More C-Suites are turning to management analysts to help them figure out how to become more productive and cost-effective in these hard times while causing the least commotion and harm.
Some turn to big-time consultants such as McKinsey or SAP. One small Houston firm, Acorn Systems, is seeing its consulting business grow 30 to 50 percent just in the past few months because of the recession and financial meltdown, CEO Leland Putterman told me.
He says that data mining has expanded in the past eight years so more relevant information can be collected about which employee contributes to the bottom line and which does not. "Instead of an X-Ray approach, we are more like an MRI approach," he told me, adding that management can them make up its minds about whether to fire or not. The firm's clients include Coca-Cola, PNC Financial Group and Lowe's.
Curiously, a number of firms are managing the recession without layoffs. Among them are Lincoln Electric, a Cleveland maker of welding products, which guarantees employment to all works with at least three years experience and hasn't had layoffs since 1949. Another is Hypertherm Inc., a Hanover, N.H. metal cutter that hasn't had layoffs in 40 years.

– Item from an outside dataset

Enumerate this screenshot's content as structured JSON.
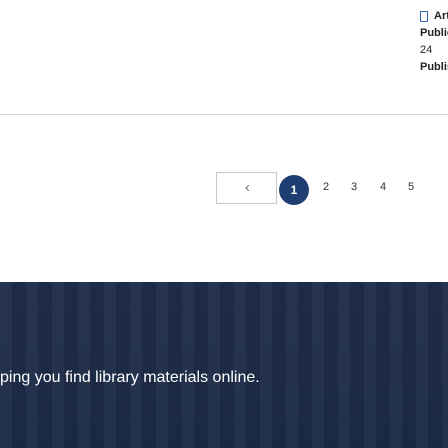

With such examples in mind, many firms may be shooting themselves in the foot by simply going to layoffs during these bad times. Layoffs come with their own extensive costs, including legal fees, severance, outplacement and so on. Yet other experts say that long-standing pay freezes and other alternatives to layoffs can be destructive as well because they tend to drive away talented employees.
In any event, consulants are back in vogue again as managers struggle to contain costs.